The analysis considers the number of confirmed COVID-19 cases and associated fatalities in China, the United States, Italy, and India, as well as nine severely affected cities within China. Data were sourced from the World Health Organization, the Johns Hopkins University real-time surveillance system, and the Chinese Health Commission. This comprehensive and nuanced approach allows us to delve into the heart of infectious disease dynamics, offering a valuable foundation for future prevention and control measures.
A variety of quantitative methodologies from statistics, mathematics, infectious disease modeling, and other fields have been employed by researchers to analyze time series data on the spread of infectious diseases. Two core components of such analyses are curve fitting to capture the trajectory of an outbreak and time series forecasting to predict future case numbers. For example, Aryatama et al. [1] proposed using the SPCIRD model to anticipate the spread of COVID-19 in Indonesia while accounting for public compliance with containment measures, employing the Levenberg Marquardt curve fitting approach to develop an accurate model. De Silva and Abeysundara [2] utilized functional data analysis techniques to model and examine the spread dynamics of the first wave of COVID-19 globally and in Asia. Based on daily reported data from Iran, Gholami et al. [3] compared three continuous distributions—normal, lognormal, and Weibull—to model the distributions of COVID-19 cases and fatalities.
Epidemiological compartmental models, autoregressive models, Kalman filtering, and artificial intelligence have also been applied for real-time prediction of COVID-19 [4]. Kogan et al. [5] proposed an early warning system using multiple digital traces of COVID-19 activity for close to real-time monitoring. Some have successfully predicted the spread of COVID-19 using ARMA models or a combination of ARMA and other models [6], [7].

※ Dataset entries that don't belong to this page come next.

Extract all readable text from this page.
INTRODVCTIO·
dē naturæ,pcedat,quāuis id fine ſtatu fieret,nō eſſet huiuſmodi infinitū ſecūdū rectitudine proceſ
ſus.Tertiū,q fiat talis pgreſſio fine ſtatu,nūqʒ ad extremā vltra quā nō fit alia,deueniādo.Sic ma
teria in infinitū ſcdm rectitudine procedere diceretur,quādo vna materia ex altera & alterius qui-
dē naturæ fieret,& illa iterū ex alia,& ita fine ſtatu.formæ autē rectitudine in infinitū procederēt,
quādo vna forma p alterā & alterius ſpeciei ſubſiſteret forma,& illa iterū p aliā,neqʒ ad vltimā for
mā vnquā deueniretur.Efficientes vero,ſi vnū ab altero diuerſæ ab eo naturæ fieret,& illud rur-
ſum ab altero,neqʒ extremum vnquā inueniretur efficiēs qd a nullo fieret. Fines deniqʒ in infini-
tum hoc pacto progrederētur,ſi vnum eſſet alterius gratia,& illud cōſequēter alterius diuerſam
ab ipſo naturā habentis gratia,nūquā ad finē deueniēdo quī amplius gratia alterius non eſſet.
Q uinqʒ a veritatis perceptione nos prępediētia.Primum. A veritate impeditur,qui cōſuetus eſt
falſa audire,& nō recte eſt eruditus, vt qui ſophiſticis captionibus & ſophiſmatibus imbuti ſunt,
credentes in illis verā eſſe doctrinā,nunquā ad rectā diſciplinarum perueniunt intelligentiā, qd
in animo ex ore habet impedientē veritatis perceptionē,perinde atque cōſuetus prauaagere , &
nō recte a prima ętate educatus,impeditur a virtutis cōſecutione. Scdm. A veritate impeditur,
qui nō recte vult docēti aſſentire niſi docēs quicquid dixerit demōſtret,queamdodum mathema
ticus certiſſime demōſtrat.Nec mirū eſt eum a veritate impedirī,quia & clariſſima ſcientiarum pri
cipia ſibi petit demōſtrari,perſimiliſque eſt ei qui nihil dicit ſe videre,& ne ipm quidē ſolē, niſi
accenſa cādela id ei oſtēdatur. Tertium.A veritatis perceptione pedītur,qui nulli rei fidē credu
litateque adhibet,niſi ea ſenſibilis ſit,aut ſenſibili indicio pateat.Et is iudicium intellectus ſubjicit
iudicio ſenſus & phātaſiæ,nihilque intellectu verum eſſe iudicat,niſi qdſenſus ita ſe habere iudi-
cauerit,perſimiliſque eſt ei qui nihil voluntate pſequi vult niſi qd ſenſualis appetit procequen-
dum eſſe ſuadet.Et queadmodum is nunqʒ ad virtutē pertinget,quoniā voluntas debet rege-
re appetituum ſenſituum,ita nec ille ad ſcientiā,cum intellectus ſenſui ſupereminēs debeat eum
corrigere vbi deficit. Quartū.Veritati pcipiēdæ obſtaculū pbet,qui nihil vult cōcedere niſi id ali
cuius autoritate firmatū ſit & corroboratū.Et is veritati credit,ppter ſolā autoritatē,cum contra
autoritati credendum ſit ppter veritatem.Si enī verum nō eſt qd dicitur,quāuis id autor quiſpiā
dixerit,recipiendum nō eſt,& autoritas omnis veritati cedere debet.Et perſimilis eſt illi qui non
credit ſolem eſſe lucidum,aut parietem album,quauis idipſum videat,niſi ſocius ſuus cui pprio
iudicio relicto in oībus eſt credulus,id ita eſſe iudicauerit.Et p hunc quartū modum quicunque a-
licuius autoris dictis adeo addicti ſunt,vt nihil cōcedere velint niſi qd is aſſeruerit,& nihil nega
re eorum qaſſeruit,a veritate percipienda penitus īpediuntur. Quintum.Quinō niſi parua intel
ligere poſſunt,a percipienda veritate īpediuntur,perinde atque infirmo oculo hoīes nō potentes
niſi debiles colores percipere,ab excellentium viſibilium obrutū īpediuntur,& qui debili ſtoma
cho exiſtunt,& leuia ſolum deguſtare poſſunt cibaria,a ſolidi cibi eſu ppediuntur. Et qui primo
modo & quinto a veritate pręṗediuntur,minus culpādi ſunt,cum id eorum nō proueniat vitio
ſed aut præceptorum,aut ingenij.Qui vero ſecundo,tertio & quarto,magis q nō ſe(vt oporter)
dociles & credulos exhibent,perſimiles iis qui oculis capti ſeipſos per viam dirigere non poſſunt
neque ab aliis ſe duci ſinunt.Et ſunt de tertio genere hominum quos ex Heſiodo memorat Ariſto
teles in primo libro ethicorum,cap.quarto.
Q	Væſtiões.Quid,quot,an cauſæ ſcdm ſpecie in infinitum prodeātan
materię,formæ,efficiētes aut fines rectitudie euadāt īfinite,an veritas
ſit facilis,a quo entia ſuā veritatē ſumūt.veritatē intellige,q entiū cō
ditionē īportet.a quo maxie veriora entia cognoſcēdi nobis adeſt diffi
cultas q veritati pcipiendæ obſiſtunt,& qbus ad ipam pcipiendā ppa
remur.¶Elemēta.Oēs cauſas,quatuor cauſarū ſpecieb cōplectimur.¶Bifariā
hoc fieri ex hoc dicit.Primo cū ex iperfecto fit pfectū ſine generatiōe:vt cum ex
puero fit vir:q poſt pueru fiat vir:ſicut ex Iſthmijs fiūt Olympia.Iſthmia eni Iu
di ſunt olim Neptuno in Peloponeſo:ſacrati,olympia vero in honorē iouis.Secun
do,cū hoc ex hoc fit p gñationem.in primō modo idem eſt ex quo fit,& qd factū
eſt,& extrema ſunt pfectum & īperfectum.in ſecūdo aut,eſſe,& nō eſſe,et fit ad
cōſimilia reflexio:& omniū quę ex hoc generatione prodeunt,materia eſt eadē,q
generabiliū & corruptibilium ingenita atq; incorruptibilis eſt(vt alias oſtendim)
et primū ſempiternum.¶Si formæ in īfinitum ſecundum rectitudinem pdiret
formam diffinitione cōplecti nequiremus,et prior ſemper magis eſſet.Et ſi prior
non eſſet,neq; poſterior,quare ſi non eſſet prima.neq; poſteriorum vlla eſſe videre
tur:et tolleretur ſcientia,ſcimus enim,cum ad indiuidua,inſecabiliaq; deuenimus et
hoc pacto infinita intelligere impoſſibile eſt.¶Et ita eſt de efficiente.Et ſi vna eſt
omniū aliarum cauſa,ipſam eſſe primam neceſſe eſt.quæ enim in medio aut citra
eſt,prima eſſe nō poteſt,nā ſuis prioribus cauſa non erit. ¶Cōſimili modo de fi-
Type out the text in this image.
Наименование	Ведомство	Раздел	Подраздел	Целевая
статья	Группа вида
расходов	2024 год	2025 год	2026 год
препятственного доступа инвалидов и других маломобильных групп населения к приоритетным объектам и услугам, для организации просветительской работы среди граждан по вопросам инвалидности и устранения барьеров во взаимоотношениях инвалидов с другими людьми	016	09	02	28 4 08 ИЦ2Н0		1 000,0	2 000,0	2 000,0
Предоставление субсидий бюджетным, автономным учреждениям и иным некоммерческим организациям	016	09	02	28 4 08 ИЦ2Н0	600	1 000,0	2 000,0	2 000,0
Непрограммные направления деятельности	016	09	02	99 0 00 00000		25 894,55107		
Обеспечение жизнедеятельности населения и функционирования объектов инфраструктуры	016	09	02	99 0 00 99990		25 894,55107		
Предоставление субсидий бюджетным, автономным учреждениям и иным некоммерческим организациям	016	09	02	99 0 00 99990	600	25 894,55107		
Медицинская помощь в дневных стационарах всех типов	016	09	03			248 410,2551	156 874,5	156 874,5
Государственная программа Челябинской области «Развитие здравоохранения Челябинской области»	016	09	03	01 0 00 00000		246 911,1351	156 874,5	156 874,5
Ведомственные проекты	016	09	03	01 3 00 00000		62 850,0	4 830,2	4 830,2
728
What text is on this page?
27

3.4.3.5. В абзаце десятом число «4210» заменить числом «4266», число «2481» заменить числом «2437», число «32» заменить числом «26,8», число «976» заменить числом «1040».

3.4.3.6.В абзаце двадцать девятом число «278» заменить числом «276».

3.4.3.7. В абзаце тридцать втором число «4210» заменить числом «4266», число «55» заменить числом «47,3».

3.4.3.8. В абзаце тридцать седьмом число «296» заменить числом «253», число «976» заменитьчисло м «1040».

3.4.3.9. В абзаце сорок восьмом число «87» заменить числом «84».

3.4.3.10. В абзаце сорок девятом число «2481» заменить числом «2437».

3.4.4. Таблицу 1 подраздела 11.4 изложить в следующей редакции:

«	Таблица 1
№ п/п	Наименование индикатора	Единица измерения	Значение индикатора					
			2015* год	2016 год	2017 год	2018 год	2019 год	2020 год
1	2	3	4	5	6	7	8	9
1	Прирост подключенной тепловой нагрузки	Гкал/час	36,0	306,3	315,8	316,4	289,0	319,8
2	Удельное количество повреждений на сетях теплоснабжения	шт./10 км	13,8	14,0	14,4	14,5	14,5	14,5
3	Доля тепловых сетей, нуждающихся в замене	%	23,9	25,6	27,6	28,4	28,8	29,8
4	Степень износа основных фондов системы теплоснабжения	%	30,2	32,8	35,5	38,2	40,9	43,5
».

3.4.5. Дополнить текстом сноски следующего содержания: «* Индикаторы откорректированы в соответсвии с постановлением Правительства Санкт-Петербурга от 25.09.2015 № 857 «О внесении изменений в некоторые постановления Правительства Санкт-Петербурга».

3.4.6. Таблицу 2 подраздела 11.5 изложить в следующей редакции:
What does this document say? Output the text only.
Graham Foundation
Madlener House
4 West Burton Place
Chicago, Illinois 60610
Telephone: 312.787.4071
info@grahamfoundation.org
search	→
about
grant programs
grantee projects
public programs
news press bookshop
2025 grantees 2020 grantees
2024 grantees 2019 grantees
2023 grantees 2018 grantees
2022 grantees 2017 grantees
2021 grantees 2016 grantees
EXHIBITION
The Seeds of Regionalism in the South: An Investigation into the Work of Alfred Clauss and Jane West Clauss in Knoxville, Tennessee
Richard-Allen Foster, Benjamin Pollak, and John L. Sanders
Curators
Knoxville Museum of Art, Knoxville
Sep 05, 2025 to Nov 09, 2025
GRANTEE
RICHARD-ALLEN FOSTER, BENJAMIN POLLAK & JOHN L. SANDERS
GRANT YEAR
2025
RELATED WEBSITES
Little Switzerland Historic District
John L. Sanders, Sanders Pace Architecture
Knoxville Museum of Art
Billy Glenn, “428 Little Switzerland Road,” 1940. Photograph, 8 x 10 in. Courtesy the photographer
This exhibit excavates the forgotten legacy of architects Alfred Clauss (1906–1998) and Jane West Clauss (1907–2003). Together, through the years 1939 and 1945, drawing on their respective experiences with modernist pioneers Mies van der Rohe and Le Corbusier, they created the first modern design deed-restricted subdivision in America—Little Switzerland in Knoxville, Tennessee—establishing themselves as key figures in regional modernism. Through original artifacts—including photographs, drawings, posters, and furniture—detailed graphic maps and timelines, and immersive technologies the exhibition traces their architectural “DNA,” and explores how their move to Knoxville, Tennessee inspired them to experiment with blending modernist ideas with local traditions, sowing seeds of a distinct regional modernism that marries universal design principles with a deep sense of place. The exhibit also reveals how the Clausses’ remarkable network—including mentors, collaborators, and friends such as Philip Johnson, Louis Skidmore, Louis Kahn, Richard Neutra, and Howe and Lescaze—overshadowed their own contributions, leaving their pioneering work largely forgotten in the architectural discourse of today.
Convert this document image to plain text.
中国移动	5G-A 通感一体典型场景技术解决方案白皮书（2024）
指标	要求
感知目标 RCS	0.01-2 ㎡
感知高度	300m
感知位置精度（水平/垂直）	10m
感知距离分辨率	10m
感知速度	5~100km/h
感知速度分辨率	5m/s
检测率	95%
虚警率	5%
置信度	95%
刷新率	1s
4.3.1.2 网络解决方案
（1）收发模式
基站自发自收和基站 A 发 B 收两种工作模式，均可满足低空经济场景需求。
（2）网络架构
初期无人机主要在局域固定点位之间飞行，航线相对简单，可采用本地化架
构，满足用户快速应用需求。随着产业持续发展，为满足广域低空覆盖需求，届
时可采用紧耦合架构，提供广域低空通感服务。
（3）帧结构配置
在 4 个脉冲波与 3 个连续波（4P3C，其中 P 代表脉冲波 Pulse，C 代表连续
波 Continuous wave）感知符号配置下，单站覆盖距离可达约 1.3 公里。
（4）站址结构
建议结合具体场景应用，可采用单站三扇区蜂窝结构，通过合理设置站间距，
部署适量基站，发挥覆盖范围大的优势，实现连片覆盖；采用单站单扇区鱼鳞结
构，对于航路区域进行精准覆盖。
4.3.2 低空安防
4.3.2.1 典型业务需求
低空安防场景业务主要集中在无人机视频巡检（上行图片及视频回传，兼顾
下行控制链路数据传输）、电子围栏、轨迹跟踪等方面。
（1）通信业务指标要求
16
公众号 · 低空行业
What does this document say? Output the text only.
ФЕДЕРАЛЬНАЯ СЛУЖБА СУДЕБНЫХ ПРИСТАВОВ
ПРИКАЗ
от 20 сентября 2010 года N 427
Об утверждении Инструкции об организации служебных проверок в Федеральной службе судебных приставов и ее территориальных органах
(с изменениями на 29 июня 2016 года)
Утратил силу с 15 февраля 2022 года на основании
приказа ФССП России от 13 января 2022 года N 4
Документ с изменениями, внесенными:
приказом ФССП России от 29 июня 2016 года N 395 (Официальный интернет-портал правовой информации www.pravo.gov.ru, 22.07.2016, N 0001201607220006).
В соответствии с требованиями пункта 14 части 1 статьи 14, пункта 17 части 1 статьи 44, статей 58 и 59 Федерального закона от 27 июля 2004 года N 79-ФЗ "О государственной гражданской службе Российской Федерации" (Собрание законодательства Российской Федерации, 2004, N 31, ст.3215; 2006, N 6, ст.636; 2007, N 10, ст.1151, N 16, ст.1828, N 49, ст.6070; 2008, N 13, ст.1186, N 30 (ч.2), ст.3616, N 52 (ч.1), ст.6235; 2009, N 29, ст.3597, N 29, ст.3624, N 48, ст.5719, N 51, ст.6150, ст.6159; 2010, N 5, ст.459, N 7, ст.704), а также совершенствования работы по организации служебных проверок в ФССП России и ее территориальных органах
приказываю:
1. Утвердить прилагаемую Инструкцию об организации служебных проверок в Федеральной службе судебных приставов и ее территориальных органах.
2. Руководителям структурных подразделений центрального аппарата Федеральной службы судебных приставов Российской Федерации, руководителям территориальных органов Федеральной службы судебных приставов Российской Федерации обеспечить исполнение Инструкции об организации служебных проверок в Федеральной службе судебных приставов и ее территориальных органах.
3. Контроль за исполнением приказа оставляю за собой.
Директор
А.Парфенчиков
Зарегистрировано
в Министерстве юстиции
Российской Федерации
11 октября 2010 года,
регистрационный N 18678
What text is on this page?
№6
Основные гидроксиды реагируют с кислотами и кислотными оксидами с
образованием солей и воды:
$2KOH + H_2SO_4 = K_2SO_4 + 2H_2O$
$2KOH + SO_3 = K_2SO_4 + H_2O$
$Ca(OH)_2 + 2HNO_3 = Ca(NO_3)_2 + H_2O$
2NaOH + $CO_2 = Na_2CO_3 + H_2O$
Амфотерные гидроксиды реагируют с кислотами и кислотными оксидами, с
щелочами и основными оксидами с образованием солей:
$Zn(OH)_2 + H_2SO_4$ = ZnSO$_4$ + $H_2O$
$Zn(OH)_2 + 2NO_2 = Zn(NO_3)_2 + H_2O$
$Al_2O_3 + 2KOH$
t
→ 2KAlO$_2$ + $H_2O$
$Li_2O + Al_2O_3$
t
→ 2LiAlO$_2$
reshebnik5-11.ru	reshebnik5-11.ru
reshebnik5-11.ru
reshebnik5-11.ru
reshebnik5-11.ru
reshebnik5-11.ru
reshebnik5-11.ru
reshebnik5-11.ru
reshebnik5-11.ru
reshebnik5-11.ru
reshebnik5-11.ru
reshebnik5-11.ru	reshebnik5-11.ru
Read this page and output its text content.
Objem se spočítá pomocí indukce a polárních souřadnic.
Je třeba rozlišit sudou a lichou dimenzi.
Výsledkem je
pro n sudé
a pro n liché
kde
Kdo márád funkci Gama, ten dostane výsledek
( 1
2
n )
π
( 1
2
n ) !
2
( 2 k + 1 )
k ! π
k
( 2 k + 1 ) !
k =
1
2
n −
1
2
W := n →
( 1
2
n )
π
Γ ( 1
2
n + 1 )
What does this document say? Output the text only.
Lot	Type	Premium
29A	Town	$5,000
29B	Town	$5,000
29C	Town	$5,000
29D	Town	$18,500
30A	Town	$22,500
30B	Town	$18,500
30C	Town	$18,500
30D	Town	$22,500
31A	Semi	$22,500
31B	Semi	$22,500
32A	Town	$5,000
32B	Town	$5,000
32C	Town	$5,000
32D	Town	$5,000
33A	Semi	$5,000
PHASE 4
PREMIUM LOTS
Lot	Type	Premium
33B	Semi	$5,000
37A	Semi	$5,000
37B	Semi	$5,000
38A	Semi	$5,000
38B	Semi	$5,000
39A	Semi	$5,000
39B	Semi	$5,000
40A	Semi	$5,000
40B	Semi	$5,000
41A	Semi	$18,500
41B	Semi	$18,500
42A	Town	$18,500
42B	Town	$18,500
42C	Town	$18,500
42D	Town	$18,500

Many researchers have employed machine learning and deep learning techniques rather than traditional time series analysis approaches for prediction. According to Tamang et al. [8], artificial neural networks are well suited for handling large data sets and can be computationally analyzed to uncover patterns, trends, and predictions. We forecast new COVID-19 cases and deaths in India, the US, France, and the UK using artificial neural network-based curve fitting, accounting for patterns seen in China and South Korea. Comparative studies have also been conducted [9]. Chandra et al. [10] found that cyclic neural networks, a type of deep learning model, are ideal for simulating spatiotemporal sequences. They used popular recurrent neural networks like LSTMs to conduct multi-step prediction of COVID-19 spread in Indian states [11], [12], [13].
For statistical analysis of epidemiological characteristics, some have calculated peak and trough amplitudes, disease selectivity, oscillation intensity, and other metrics before and after epidemics, while others have performed straightforward correlation analyses. Yang et al. [14] noted that China’s approach to infectious disease prevention and control has changed significantly since the 2003 SARS outbreak, though few studies had examined trends and epidemiological characteristics. Ho et al. [15] observed that exponential growth culminating in a peak is typical of infectious disease epidemics, including coronavirus outbreaks. They used item response theory to identify changes in each country or region, then described inflection point characteristics on a time bar graph to locate the COVID-19 inflection point. Zhao et al. [16] calculated peak-valley amplitudes, disease selectivity, preferred outbreak time, and oscillation intensity for 23 notifiable diseases in China from 2017 to 2021, finding changes before and after epidemics [16], [17].
Approximate entropy, DTW, and STL have rarely been used in infectious disease research. Schneckenreither et al. [18] proposed an effective aggregation dispersion index using approximate entropy for disease research. Rodriguez et al. [19] used deep neural networks and approximate entropy as a tool for early diagnosis of Chagas disease and cardiac damage [20]. Regarding DTW, Dallas et al. [21] hypothesized that geographically proximate locations may have similar infectious disease dynamics. They used DTW to analyze the importance of distance, population size, and age structure in determining similarities between U.S. counties’ COVID-19 epidemics. STL has mainly been applied in meteorology, environment, and finance. He et al. [22] combined STL and machine learning to predict rainfall time series. Jainonthee et al. [23] used STL to determine the seasonality of two diseases. Zhao et al. [24] used STL to analyze influenza seasonality in China, then compared SARIMA, SARIMA-LSTM, and SSA-SARIMA-LSTM models for prediction.
In summary, researchers have studied the time series attributes of infectious diseases using qualitative and quantitative techniques, providing crucial guidance for effective pandemic prevention and control. The use of approaches like approximate entropy, DTW, and STL for infectious diseases remains conceptually and empirically underexplored. Further research on integrating these methods with infectious disease modeling is warranted.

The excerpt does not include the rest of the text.